How one subgenome is more expressed and whether the direction of subgenome dominance is externally induced in a polyploid is largely unknown. However, a possible way to resolve genetic incompatibilities is that some certain subset of pathways are controlled by one subgenome, and the rest pathways are controled by another subgenome [11, 47]. Obviously, this would result in the partitioning of phenotypic traits to different subgenomes, and it is of great significance in genetic breeding of plants and animals.
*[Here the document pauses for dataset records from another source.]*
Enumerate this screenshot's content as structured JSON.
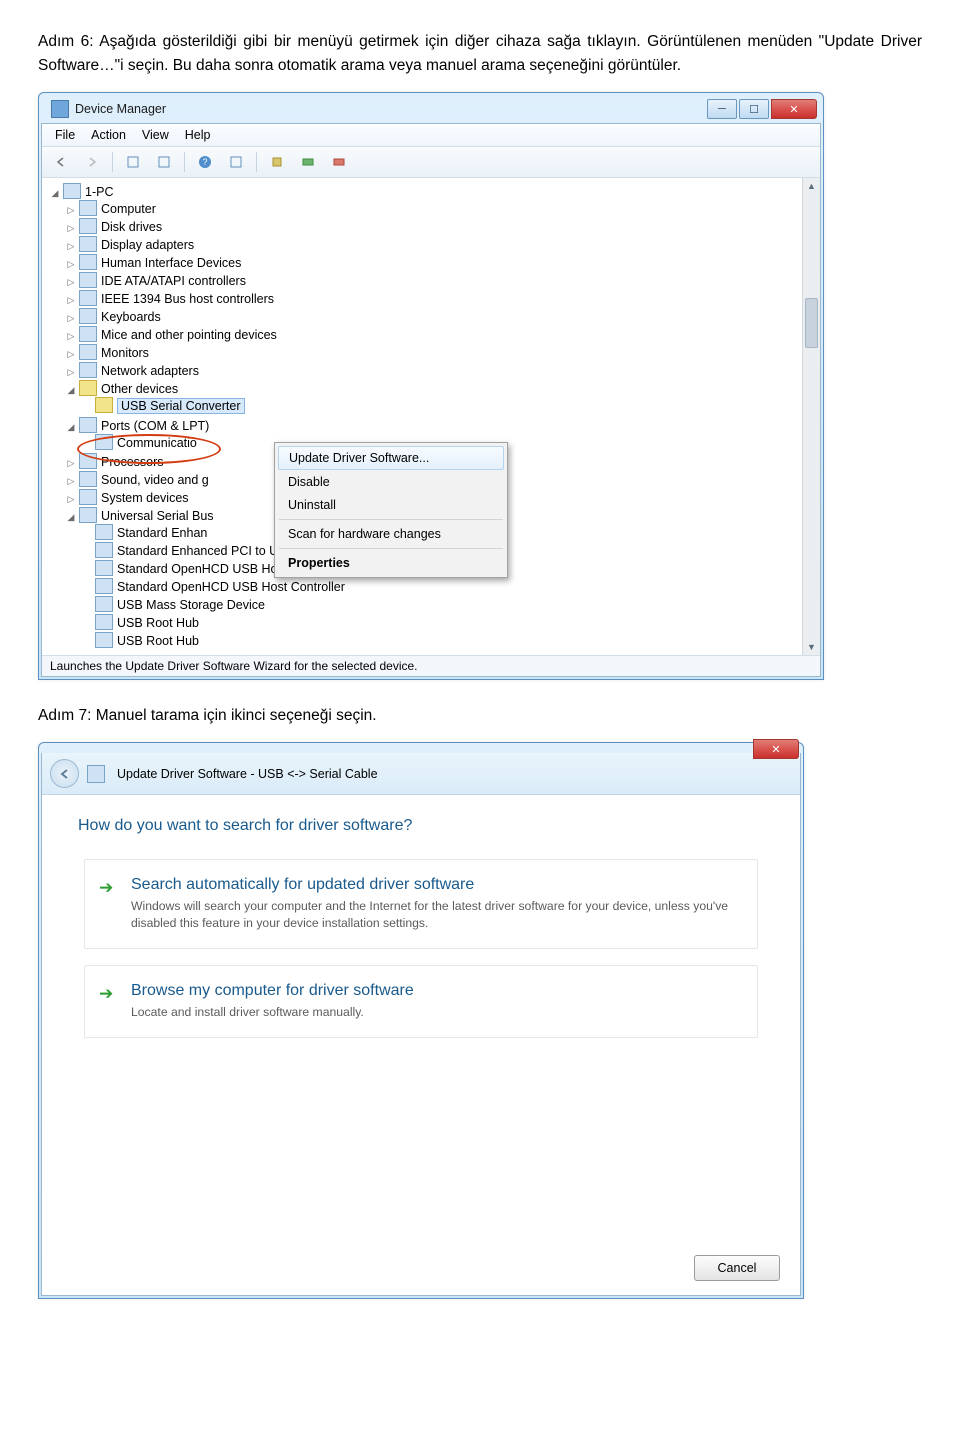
{
  "para1": "Adım 6: Aşağıda gösterildiği gibi bir menüyü getirmek için diğer cihaza sağa tıklayın. Görüntülenen menüden \"Update Driver Software…\"i seçin. Bu daha sonra otomatik arama veya manuel arama seçeneğini görüntüler.",
  "dm": {
    "title": "Device Manager",
    "menus": [
      "File",
      "Action",
      "View",
      "Help"
    ],
    "root": "1-PC",
    "items": [
      "Computer",
      "Disk drives",
      "Display adapters",
      "Human Interface Devices",
      "IDE ATA/ATAPI controllers",
      "IEEE 1394 Bus host controllers",
      "Keyboards",
      "Mice and other pointing devices",
      "Monitors",
      "Network adapters"
    ],
    "other_devices": "Other devices",
    "usb_serial": "USB Serial Converter",
    "ports": "Ports (COM & LPT)",
    "ports_child": "Communicatio",
    "rest": [
      "Processors",
      "Sound, video and g",
      "System devices"
    ],
    "usbc": "Universal Serial Bus",
    "usb_children": [
      "Standard Enhan",
      "Standard Enhanced PCI to USB Host Controller",
      "Standard OpenHCD USB Host Controller",
      "Standard OpenHCD USB Host Controller",
      "USB Mass Storage Device",
      "USB Root Hub",
      "USB Root Hub"
    ],
    "ctx": {
      "update": "Update Driver Software...",
      "disable": "Disable",
      "uninstall": "Uninstall",
      "scan": "Scan for hardware changes",
      "props": "Properties"
    },
    "status": "Launches the Update Driver Software Wizard for the selected device."
  },
  "para2": "Adım 7: Manuel tarama için ikinci seçeneği seçin.",
  "dlg": {
    "title": "Update Driver Software - USB <-> Serial Cable",
    "heading": "How do you want to search for driver software?",
    "opt1t": "Search automatically for updated driver software",
    "opt1d": "Windows will search your computer and the Internet for the latest driver software for your device, unless you've disabled this feature in your device installation settings.",
    "opt2t": "Browse my computer for driver software",
    "opt2d": "Locate and install driver software manually.",
    "cancel": "Cancel"
  }
}
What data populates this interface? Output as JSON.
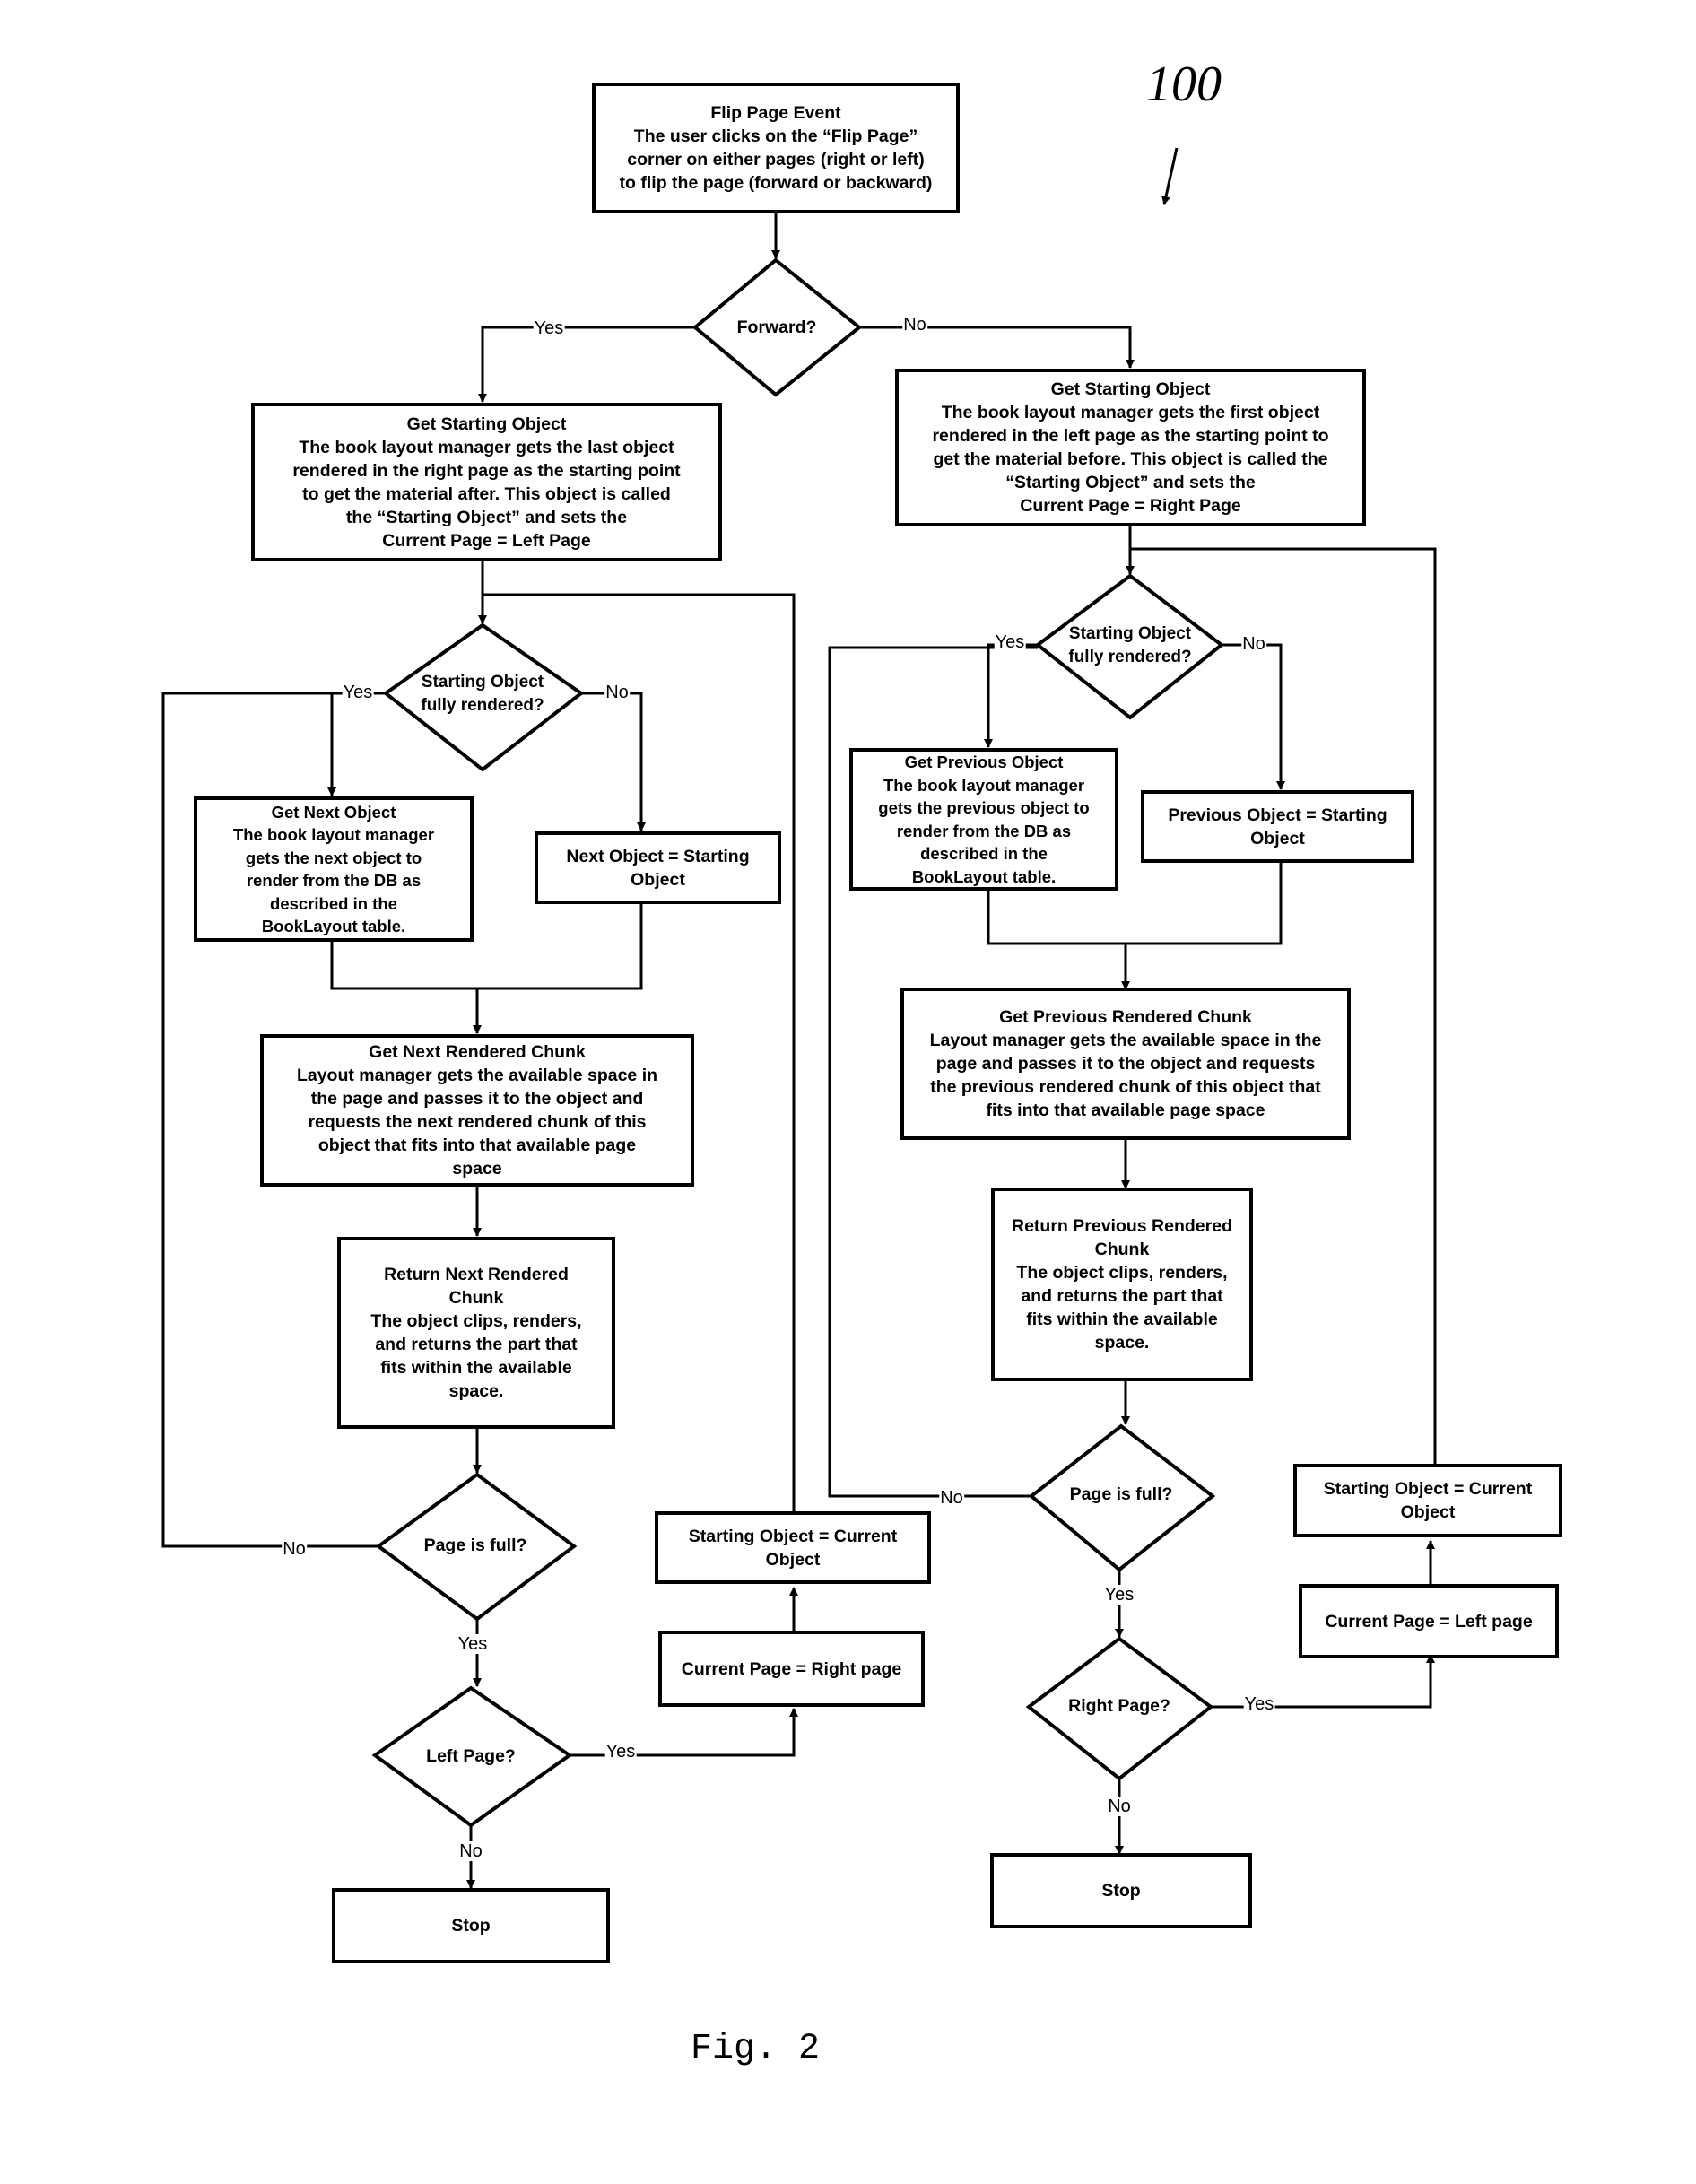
{
  "figure": {
    "reference_number": "100",
    "caption": "Fig. 2"
  },
  "nodes": {
    "flip_event": {
      "title": "Flip Page Event",
      "body": "The user clicks on the “Flip Page”\ncorner on either pages (right or left)\nto flip the page (forward or backward)"
    },
    "forward_decision": {
      "text": "Forward?"
    },
    "left_get_starting": {
      "title": "Get Starting Object",
      "body": "The book layout manager gets the last object\nrendered in the right page as the starting point\nto get the material after. This object is called\nthe “Starting Object” and sets the\nCurrent Page = Left Page"
    },
    "right_get_starting": {
      "title": "Get Starting Object",
      "body": "The book layout manager gets the first object\nrendered in the left page as the starting point to\nget the material before. This object is called the\n“Starting Object” and sets the\nCurrent Page = Right Page"
    },
    "left_fully_rendered": {
      "text": "Starting Object\nfully rendered?"
    },
    "right_fully_rendered": {
      "text": "Starting Object\nfully rendered?"
    },
    "get_next_object": {
      "title": "Get Next Object",
      "body": "The book layout manager\ngets the next object to\nrender from the DB as\ndescribed in the\nBookLayout table."
    },
    "next_equals_starting": {
      "title": "",
      "body": "Next Object = Starting\nObject"
    },
    "get_previous_object": {
      "title": "Get Previous Object",
      "body": "The book layout manager\ngets the previous object to\nrender from the DB as\ndescribed in the\nBookLayout table."
    },
    "previous_equals_starting": {
      "title": "",
      "body": "Previous Object = Starting\nObject"
    },
    "get_next_chunk": {
      "title": "Get Next Rendered Chunk",
      "body": "Layout manager gets the available space in\nthe page and passes it to the object and\nrequests the next rendered chunk of this\nobject that fits into that available page\nspace"
    },
    "get_previous_chunk": {
      "title": "Get Previous Rendered Chunk",
      "body": "Layout manager gets the available space in the\npage and passes it to the object and requests\nthe previous rendered chunk of this object that\nfits into that available page space"
    },
    "return_next_chunk": {
      "title": "Return Next Rendered\nChunk",
      "body": "The object clips, renders,\nand returns the part that\nfits within the available\nspace."
    },
    "return_previous_chunk": {
      "title": "Return Previous Rendered\nChunk",
      "body": "The object clips, renders,\nand returns the part that\nfits within the available\nspace."
    },
    "left_page_full": {
      "text": "Page is full?"
    },
    "right_page_full": {
      "text": "Page is full?"
    },
    "left_page_decision": {
      "text": "Left Page?"
    },
    "right_page_decision": {
      "text": "Right Page?"
    },
    "left_starting_equals_current": {
      "title": "",
      "body": "Starting Object = Current\nObject"
    },
    "left_current_page_right": {
      "title": "",
      "body": "Current Page = Right page"
    },
    "right_starting_equals_current": {
      "title": "",
      "body": "Starting Object = Current\nObject"
    },
    "right_current_page_left": {
      "title": "",
      "body": "Current Page = Left page"
    },
    "left_stop": {
      "title": "",
      "body": "Stop"
    },
    "right_stop": {
      "title": "",
      "body": "Stop"
    }
  },
  "edge_labels": {
    "forward_yes": "Yes",
    "forward_no": "No",
    "left_fully_yes": "Yes",
    "left_fully_no": "No",
    "right_fully_yes": "Yes",
    "right_fully_no": "No",
    "left_full_no": "No",
    "left_full_yes": "Yes",
    "right_full_no": "No",
    "right_full_yes": "Yes",
    "left_page_yes": "Yes",
    "left_page_no": "No",
    "right_page_yes": "Yes",
    "right_page_no": "No"
  }
}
Subgenome dominance contributing to heterosis (such as phenotypic bias) has been observed in cotton, wheat, and blueberry plants [9-12]. In the present study, the parent subgenome controlled functional pathways during dietary adaptation. The BSB subgenome mainly controlled the metabolism and diseases pathways, while the TC subgenome mainly controlled genetic information processing and cellular processes (Figure 4). Pathways, such as those involved in the circadian rhythm and digestion and metabolism pathways, were also activated in the grass carp during a transition from a carnivorous to herbivorous diet [43, 48]. Pathways involved in retinal photosensitivity, circadian rhythm, and appetite control show altered expression in mandarin fish (Sinipercidae) fed only live prey [49]. Subgenome expression dominance may play key roles in the adaptation of hybrid fish to herbivorous or carnivorous diets. The dynamic expression level of the homoeolog genes may provide a better understanding of the functional pathways that controlled by parent subgenome. However, a limiting factor is that the discontinuity of the SNP site makes it insufficient to design ideal primers. In addition, it will be interesting to investigate whether subgenome expression dominance is heritable and contributes to diet selection in hybrid F2-F5 generations.